22 de maio de 1887. Helen é uma criatura tão original e tão desejosa de aprender que meu trabalho se torna cada vez mais interessante. Apesar de ainda não fazer três meses que aprendeu a primeira palavra, ela já sabe mais de trezentas, além de muitas frases correntes. Que grande privilégio o meu, ver desabrochar e fortalecer-se o espírito dessa criança invulgar! Sinto-me já impotente para a tarefa. Tenho a cabeça cheia de planos, mas não sei pô-los em ordem. Se alguém pudesse ajudar-me! Preciso de professor, quase tanto quanto Helen. Estou certa de que a educação de tal menina será o orgulho de minha vida, caso eu tenha forças para levá-la adiante. Preciso ensinar Helen a fazer uso dos livros: você poderia arranjar-me a Psicologia de Perez e a de Sully com o Sr. Anagnos?

(Anne Sullivan, in KELLER, 2001, p. 204).

Assim, o discurso do mestre estabelece laço social entre aquele que manda e aquele que trabalha ao articular o desejo do agente ao desejo do outro (escravo/aluno), vida e morte,

trabalho e casa, objeto e gozo, ainda que o saber transformador – que é o trabalho – esteja do lado do outro objetalizado, sutileza que faz a diferença.

O discurso do mestre é o laço civilizador que exige a renúncia pulsional, promovendo rechaço do gozo que retorna sob a forma do supereu, do qual o sentimento de culpa do sujeito é o índice que se manifesta através do olhar que vigia e da voz que critica. O discurso do mestre produz os dejetos da civilização – o que escapa à simbolização – sob a forma de mais-de-gozar

(QUINET, 2001).

Contra-mão ao discurso do capitalista, o discurso do mestre, mesmo se autoritário, não é sem Lei, nem trabalha a favor da foraclusão da castração, muito pelo contrário, nos dá mostras dela: não fosse o escravo, o mestre desapareceria, perderia a razão de ser, ou melhor, perderia a mestria, já que do trabalho do escravo depende o mestre, escancarando que este não é mesmo todo. Que o discurso do mestre seja regulador, não resta dúvida, porém segregador de jeito algum, função ocupada pelo capitalista. Seria o discurso do mestre, então, o que põe a andar uma educação na palavra plena do educador? Parece-nos que sim... mas não só... não todo...
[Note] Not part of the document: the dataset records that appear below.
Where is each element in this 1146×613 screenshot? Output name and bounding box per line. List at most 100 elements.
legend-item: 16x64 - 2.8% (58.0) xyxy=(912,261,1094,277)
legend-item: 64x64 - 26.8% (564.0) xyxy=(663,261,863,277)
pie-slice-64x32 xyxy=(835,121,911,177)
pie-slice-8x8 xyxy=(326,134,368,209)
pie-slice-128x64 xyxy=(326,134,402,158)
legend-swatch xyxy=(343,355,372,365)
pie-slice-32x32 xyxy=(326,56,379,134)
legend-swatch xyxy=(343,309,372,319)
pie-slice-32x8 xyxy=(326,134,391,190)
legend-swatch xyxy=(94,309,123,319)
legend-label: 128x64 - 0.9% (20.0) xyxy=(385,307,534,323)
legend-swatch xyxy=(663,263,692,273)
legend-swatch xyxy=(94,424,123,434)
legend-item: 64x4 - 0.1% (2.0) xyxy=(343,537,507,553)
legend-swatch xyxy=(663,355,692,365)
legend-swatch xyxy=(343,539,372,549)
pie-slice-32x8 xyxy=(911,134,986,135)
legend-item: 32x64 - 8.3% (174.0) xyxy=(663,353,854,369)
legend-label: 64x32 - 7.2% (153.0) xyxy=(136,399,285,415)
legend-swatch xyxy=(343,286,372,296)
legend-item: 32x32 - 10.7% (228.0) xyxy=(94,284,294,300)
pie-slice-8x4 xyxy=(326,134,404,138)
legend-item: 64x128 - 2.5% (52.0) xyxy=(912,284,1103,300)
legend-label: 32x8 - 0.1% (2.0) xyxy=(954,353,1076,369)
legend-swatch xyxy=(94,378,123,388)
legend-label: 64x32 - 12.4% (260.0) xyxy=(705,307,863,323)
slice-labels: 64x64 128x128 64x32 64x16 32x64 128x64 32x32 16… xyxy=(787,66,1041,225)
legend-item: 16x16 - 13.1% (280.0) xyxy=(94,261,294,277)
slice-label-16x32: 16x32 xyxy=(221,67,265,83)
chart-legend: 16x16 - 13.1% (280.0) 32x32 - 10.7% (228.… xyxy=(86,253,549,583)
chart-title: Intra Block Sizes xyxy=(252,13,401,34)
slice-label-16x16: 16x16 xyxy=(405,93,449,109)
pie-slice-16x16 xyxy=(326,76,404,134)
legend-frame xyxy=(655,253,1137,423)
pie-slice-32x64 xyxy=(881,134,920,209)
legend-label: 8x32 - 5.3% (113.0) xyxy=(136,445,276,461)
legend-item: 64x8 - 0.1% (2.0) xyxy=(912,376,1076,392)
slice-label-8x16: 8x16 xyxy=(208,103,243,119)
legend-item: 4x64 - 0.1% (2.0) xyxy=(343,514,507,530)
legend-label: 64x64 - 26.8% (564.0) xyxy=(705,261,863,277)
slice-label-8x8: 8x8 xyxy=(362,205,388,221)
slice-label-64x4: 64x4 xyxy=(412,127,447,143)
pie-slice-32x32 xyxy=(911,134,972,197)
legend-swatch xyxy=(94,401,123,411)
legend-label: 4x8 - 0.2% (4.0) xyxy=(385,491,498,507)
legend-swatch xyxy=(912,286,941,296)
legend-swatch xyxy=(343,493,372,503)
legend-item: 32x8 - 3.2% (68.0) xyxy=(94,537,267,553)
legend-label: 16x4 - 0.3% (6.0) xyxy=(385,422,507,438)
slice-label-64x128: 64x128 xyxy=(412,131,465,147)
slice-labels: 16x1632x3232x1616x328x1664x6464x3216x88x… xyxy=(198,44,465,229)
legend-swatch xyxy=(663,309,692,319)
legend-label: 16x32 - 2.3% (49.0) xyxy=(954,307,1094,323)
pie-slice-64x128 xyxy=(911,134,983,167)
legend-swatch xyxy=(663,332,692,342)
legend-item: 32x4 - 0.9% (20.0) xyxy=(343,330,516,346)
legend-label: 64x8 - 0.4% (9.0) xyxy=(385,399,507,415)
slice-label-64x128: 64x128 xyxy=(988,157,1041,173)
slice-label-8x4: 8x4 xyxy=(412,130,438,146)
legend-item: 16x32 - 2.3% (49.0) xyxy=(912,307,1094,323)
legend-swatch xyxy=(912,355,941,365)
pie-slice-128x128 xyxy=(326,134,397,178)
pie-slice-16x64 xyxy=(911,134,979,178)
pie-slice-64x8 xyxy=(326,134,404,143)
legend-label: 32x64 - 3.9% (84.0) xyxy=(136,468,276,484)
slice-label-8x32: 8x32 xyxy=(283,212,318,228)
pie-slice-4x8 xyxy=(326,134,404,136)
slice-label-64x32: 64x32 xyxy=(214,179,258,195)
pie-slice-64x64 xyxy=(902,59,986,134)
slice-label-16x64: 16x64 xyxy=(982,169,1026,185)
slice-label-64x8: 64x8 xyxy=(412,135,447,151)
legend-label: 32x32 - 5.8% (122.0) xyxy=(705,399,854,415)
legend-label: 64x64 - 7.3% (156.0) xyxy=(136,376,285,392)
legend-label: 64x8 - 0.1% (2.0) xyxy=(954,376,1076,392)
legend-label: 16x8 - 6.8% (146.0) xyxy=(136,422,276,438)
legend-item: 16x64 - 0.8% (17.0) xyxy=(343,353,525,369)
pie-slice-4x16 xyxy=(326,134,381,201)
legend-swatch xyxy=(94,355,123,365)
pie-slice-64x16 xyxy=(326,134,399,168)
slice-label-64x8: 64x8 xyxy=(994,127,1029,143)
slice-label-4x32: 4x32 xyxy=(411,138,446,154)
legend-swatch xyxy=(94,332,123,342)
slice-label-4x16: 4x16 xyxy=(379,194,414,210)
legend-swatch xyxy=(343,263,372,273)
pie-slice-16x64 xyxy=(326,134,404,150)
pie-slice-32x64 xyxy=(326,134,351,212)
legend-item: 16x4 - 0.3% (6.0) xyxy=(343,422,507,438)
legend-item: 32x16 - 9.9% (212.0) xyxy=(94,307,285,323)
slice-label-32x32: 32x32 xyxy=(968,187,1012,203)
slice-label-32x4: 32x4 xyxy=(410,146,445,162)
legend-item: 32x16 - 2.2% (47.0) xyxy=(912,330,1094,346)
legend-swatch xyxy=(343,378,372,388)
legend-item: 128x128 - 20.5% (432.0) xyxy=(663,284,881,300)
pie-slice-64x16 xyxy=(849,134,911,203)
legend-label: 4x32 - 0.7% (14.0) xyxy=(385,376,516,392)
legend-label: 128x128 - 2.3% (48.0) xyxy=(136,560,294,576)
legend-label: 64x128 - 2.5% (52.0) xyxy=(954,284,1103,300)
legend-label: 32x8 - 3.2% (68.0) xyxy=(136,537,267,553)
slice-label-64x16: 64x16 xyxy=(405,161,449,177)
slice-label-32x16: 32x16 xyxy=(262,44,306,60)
A partir do discurso do mestre, retroagindo os quatro elementos em um quarto de giro, três vezes, dão-se outros três discursos: da Universidade, do Analista e da Histeria, embora haja ainda o Discurso do Capitalista, este que configura uma mutação perversa do discurso do mestre, cujo funcionamento subverte a ordem da estrutura proposta por Lacan.